Kürt savaşçıların bir yıl içerisinde inşa ettiği imaj büyük bir yara aldı. Komplo teorilerinin arı arkası kesilmiyor. Amerikalıların Kürtlere geri çekilme emri verdiği, İsrail gizli servisi MOSSAD'ın IŞİD'le ortak hareket ettiği gibi iddialar sık sık kulaklara çalınıyor. Kürtlerin başarısızlığına dair makul bir açıklamaya ise kimse inanmak istemiyor. Başika tepelerindeki Peşmergelerden biri, “Yeterince hazırlıklı değildik, askeri olarak düşmanla karşılaşabilecek askeri donanıma sahip değildik” diyor.
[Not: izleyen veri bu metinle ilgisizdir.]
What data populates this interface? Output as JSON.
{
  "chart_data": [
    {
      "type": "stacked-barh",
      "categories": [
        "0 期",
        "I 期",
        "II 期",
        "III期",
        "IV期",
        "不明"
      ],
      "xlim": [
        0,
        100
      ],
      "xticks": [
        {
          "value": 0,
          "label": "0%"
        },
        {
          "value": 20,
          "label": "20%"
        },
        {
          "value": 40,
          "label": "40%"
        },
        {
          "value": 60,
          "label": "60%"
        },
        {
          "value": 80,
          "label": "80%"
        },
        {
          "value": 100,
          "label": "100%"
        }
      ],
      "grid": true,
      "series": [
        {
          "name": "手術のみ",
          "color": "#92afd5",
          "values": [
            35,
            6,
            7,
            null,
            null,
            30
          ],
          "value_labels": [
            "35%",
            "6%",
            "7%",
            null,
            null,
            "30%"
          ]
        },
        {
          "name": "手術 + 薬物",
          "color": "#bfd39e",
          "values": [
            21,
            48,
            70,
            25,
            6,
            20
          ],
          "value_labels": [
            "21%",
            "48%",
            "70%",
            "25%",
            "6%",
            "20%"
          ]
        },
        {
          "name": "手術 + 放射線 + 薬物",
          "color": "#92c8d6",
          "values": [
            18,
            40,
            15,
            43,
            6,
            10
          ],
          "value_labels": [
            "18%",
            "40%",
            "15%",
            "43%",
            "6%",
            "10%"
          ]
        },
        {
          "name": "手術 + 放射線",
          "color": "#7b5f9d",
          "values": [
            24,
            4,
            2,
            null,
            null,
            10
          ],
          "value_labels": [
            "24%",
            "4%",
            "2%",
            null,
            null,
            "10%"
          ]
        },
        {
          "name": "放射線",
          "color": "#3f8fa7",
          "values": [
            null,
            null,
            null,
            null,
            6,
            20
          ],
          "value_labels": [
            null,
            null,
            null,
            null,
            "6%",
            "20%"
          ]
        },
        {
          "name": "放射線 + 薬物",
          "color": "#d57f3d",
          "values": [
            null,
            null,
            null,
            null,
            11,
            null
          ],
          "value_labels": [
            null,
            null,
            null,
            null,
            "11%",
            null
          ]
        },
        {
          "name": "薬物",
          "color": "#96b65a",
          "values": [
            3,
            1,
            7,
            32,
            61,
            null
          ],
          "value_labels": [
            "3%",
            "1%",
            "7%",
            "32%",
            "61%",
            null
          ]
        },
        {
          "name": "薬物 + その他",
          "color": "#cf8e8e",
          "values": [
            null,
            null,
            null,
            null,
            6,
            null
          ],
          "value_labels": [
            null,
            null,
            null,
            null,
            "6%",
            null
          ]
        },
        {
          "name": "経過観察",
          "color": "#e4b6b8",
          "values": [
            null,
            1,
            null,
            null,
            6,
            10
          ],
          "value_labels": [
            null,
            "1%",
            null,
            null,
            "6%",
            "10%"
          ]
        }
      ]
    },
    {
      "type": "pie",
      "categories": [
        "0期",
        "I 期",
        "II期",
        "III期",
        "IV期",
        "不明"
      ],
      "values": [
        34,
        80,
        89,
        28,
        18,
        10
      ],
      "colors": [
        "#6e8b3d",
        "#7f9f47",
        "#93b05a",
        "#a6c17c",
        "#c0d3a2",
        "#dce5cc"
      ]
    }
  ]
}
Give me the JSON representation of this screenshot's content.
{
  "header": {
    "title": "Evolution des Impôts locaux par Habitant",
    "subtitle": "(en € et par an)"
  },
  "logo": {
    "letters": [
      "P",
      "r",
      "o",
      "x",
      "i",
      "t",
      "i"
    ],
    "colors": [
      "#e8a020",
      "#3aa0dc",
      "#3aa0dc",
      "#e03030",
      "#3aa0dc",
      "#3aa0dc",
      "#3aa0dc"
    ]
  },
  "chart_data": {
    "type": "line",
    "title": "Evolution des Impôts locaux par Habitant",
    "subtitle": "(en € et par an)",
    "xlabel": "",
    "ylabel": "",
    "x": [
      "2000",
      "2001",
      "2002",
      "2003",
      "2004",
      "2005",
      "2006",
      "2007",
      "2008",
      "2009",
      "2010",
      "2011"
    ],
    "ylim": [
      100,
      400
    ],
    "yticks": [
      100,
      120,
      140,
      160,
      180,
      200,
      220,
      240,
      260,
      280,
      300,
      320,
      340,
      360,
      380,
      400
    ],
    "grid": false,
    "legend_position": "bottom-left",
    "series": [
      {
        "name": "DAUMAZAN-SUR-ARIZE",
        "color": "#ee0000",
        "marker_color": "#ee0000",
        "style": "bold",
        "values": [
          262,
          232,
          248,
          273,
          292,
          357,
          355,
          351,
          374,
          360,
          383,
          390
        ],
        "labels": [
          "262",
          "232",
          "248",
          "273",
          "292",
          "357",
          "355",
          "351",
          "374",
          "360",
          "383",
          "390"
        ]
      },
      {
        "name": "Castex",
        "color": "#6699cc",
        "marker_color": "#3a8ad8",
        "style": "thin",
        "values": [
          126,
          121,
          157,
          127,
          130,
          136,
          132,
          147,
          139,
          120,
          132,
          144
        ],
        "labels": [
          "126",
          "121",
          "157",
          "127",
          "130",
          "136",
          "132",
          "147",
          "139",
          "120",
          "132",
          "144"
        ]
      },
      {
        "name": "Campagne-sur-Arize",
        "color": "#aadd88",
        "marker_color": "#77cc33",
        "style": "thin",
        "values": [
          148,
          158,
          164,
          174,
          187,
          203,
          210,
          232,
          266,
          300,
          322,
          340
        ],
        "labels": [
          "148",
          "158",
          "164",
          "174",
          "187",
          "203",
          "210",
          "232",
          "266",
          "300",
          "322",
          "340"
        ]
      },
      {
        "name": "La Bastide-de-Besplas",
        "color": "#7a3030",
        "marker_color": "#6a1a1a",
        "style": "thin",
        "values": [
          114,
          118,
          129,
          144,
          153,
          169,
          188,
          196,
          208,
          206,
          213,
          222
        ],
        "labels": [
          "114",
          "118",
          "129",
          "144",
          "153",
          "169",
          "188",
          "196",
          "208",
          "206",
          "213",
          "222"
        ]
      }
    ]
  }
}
Irak Kürt Bölgesel Yönetimi Başkanı Mesut Barzani, Dohuk'ta düzenlenen bir yıl önce IŞİD saldırıları sonucu hayatını kaybeden Yezidileri anma törenindeki konuşmasında, “Yezidilere karşı bu suçu işleyen herkesten tek tek hesap sorulacak” dedi. Ancak Narem Şemo artık ona inanmıyor. IŞİD’in insanlık dışı eylemleri ile güvenin kaybolduğunu belirten Şemo, “Bizi ortada bıraktılar, IŞİD'in eline teslim ettiler” sözleriyle öfkesini dile getiriyor.